On May 17, 2021, the Health Sciences Authority (HSA) of Singapore granted a provisional authorization for a new exhaled gas detector, “BreFence Go”, for COVID-19 detection, which collects exhaled gas from the subject through a sampler and then feeds it into a proton transfer reaction time-of-flight mass spectrometer (PTR-TOFMS) for detection and screening.
Figure 2: GC-IMS detection of VOC types in different groups
On April 14, the U.S. Food and Drug Administration (FDA) approved an emergency use authorization for a COVID-19 breathalyzer. It was the first exhale type COVID-19 tester based on GC-MS principle approved by the FDA, which is another example of scientific research translation in the field of COVID-19 detection products.
Figure 3: FDA approves emergency use authorization for COVID-19 breathalyzer
The device is a COVID-19 breathalyzer “PNY-1000” from InspectIR, the size of a carry-on suitcase, which contains a gas chromatography mass-spectrometry (GC-MS) system.

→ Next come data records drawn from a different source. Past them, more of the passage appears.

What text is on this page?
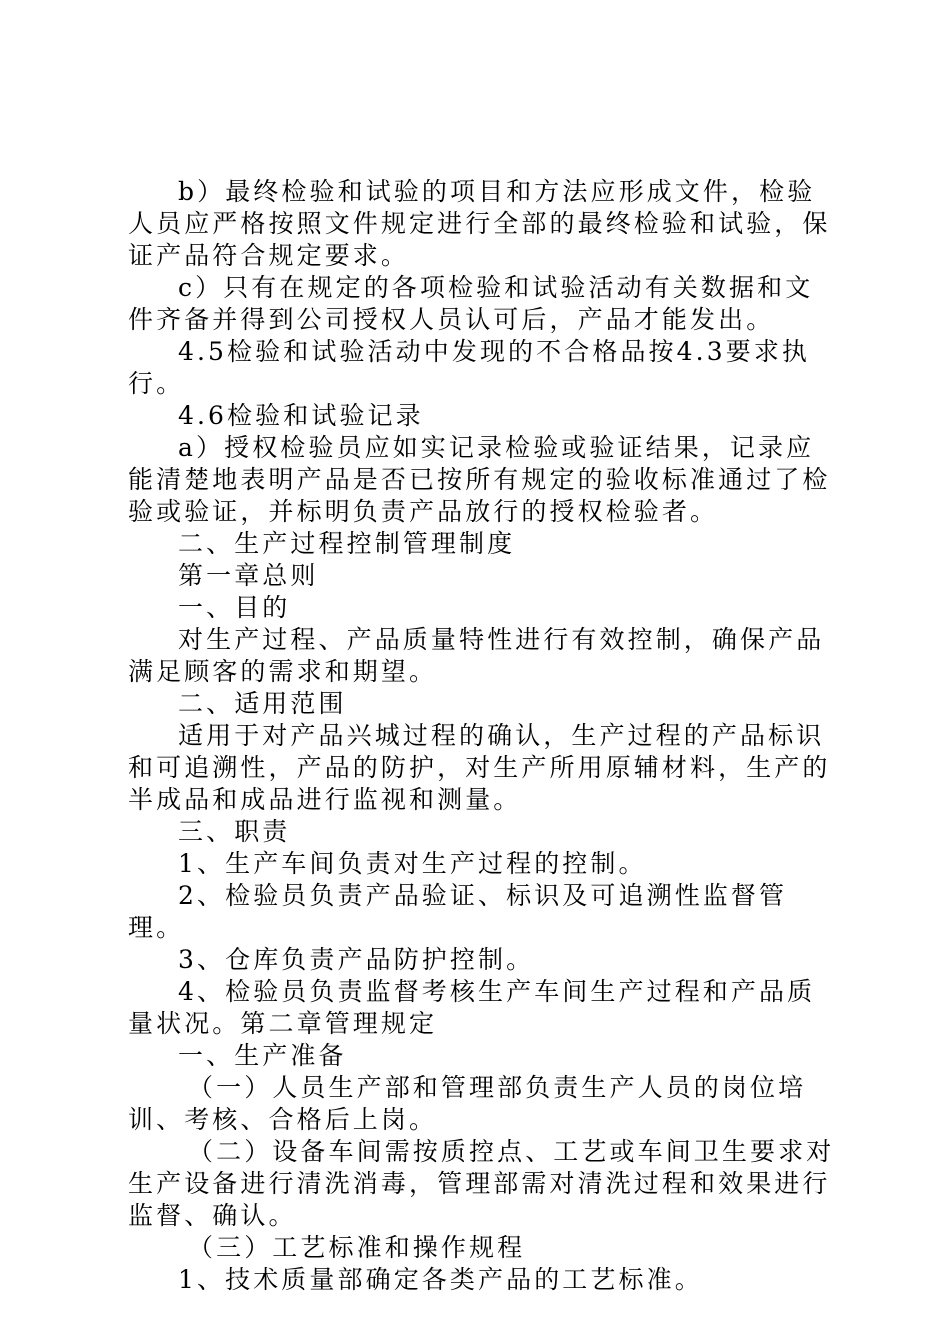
b）最终检验和试验的项目和方法应形成文件，检验人员应严格按照文件规定进行全部的最终检验和试验，保证产品符合规定要求。

c）只有在规定的各项检验和试验活动有关数据和文件齐备并得到公司授权人员认可后，产品才能发出。

4.5检验和试验活动中发现的不合格品按4.3要求执行。

4.6检验和试验记录

a）授权检验员应如实记录检验或验证结果，记录应能清楚地表明产品是否已按所有规定的验收标准通过了检验或验证，并标明负责产品放行的授权检验者。

二、生产过程控制管理制度

第一章总则

一、目的

对生产过程、产品质量特性进行有效控制，确保产品满足顾客的需求和期望。

二、适用范围

适用于对产品兴城过程的确认，生产过程的产品标识和可追溯性，产品的防护，对生产所用原辅材料，生产的半成品和成品进行监视和测量。

三、职责

1、生产车间负责对生产过程的控制。

2、检验员负责产品验证、标识及可追溯性监督管理。

3、仓库负责产品防护控制。

4、检验员负责监督考核生产车间生产过程和产品质量状况。第二章管理规定

一、生产准备

（一）人员生产部和管理部负责生产人员的岗位培训、考核、合格后上岗。

（二）设备车间需按质控点、工艺或车间卫生要求对生产设备进行清洗消毒，管理部需对清洗过程和效果进行监督、确认。

（三）工艺标准和操作规程

1、技术质量部确定各类产品的工艺标准。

It can separate and identify chemical mixtures in the subject’s breath sample. The process from sample collection, analysis, testing to reporting results takes about three minutes to measure the presence of the five aldehydes and ketones VOC compounds associated with COVID-19 and thus determine whether the tested subject is infected.
Results from the FDA’s controlled performance study of the InspectIR COVID-19 breathalyzer on 2,409 subjects showed that the InspectIR COVID-19 breathalyzer tested 91.2% accurately on positive samples and 99.3% accurately on negative samples. And the device has also shown a fairly consistent accuracy in clinical studies against variant strains of Omicron. Its sensitivity is above the WHO standard for antigen detection (80%). According to the FDA, the device can be applied in hospitals, clinics and mobile fast screening stations and other scenarios, facilitating COVID-19 screening in the population.
Figure 4: InspectIR COVID-19 breathalyzer
The approval of this new test is another example of the medical community’s commitment to rapid and innovative COVID-19 diagnostics. Supporting the development of COVID-19 detection technologies and advancing technologies that help respond to current epidemics will enable better response to public health emergencies. China has also been increasing its investment in scientific research in recent years, and actively carried out innovative research and development to help advance international medical science and technology.